New Book: 'Caring for Cultural Heritage' by Dr Charlotte Woodhead
Dr Charlotte Woodhead takes a unique and exciting approach to examining how law and non-law instruments look after cultural heritage in the UK in her new book, 'Caring for Cultural Heritage'.
Publication success for Warwick Law School Alumnus
Congratulations to our former PhD student Professor Adithya Chinapanti who has recently published a new book titled Law, Development, and Regulatory Globalization: The World Bank's Impact on India's Electricity Sector.
Global History Prize dissertation 2021-22 published
The International History Review journal has published an article by History alumnus Sam Matthews Boehmer, winner of the Global History Prize dissertation from 2021-22.
Read the full article "Questionable Allies: British Collaboration with Apartheid South Africa, 1960–90" here.
Horizons shortlisted for the 2023 BSHS Hughes Prize
Horizons: A Global History of Science (Penguin, 2022) by Dr James Poskett has been shortlisted for the 2023 British Society for the History of Science Hughes Prize.
The Hughes Prize "is awarded every two years to the best book in the history of science (broadly construed) published in English which is accessible to a wide audience of non-specialists.”
The European World 1500-1800: An Introduction to Early Modern History Fourth Edition
Drawing on Warwick’s longstanding core module for the period, numerous early modernists have collaborated on a textbook which first appeared in 2009. Now in its fourth edition, The European World 1500-1800: An Introduction to Early Modern History (London: Routledge, 2023) has been adopted by many universities and used by generations of students across the globe.
To mark the latest updates, which include two new chapters – on ‘Environments’ and ‘Food & Drink Cultures’, a fresh ‘all colour’ look and additional print as well as online features, Beat Kümin (editor) and William Rupp (assistant / website editor) have recorded a teaser & full video introduction at the historic church of Berkswell just a few miles from campus.
We hope that it will whet your appetite to find out more about The European World on the Routledge homepage and our companion website!

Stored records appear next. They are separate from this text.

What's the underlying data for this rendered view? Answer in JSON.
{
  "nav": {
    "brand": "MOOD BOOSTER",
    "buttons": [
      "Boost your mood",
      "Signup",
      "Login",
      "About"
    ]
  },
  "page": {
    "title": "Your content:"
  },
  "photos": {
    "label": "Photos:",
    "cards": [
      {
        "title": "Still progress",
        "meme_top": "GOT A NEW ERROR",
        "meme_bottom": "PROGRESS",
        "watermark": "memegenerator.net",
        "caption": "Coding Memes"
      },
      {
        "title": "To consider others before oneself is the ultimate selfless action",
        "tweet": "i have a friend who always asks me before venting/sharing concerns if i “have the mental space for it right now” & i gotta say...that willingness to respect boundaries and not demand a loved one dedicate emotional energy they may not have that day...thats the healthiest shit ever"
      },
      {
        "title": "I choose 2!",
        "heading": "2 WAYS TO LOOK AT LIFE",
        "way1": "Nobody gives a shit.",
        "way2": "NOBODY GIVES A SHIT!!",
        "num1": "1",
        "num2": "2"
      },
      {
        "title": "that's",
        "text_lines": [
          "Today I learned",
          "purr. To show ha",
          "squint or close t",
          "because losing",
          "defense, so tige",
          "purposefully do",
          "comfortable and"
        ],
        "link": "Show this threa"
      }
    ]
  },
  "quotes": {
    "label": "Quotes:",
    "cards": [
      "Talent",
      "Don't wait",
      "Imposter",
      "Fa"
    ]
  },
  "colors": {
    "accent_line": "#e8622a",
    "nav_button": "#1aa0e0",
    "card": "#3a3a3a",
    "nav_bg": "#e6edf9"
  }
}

Two domestications for grapes
Professor Robin Allaby gives his perspective in Science, on the evolutionary events that led to grape domestication. The article made the front cover.
Read the paper (3 March 2023)
New Book: 'Shakespeare's Strangers and English Law' by Professor Paul Raffield
Professor Paul Raffield's new book 'Shakespeare's Strangers and English Law' was published by Hart/Bloomsbury on 26 January 2023, his third sole-authored book on the subject of Shakespeare and the Law. Through analysis of five plays by Shakespeare (Measure for Measure, The Comedy of Errors, Troilus and Cressida, The Merchant of Venice, King Lear), Paul Raffield examines what it meant to be a ‘stranger’ to English law in the late Elizabethan and early Jacobean period.